Marellel is a high-performance GPU acceleration library built entirely using Mojo. It serves as both a demonstration and a tool for other potential future, showcasing how Mojo can be used to write low-level, high-performance GPU kernels that are traditionally written in CUDA. The library implements fundamental parallel computing patterns, from vector addition to a highly-optimized parallel reduction to showcase the power of Mojo.
I built marallel as a way to push the greatest of GPU computation as someone fascinated by the concept of parallel computing, I wanted to put Mojo the self described GPU language to the ultimate test. My goal for this hackathon was to explore the very foundations of GPU programming within the Mojo ecosystem. The project, named Marellel (a play on “parallel”), is the result of that exploration to make high-performance computing more accessible.

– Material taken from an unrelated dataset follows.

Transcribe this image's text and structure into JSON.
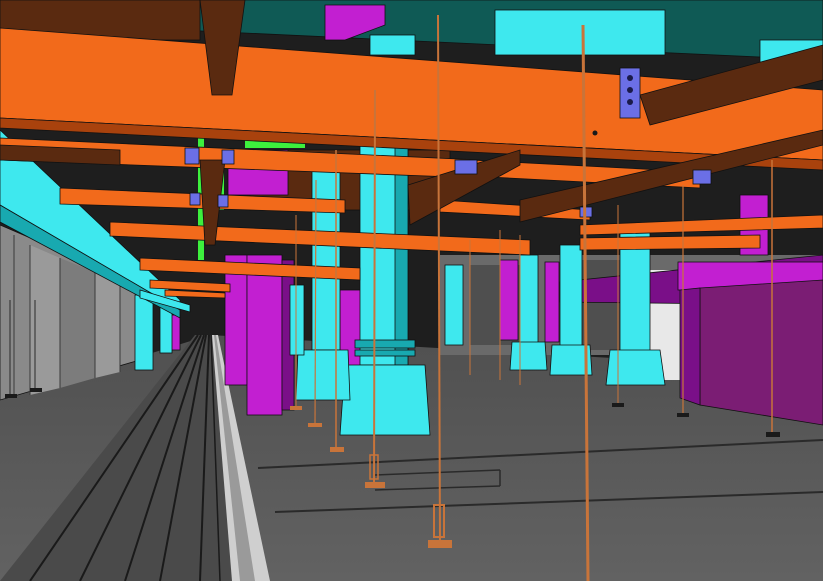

I had zero experience with building on GPUs but I had some minor experience in Mojo so when I had access to a NVIDIA A10 from the Lambda Labs credits, I got to work fairly quickly. After a lot of troubleshooting with GPU block stuff, I managed to get a working version of all of the parallel functions within all of the mojo modules. After I got it working I shut off the GPU instance to prevent using all of the credits cause my friend with the credit card (I didn’t have one) was scared to charge his credit card but thankfully I was able to fully finish this project before the time was up on that.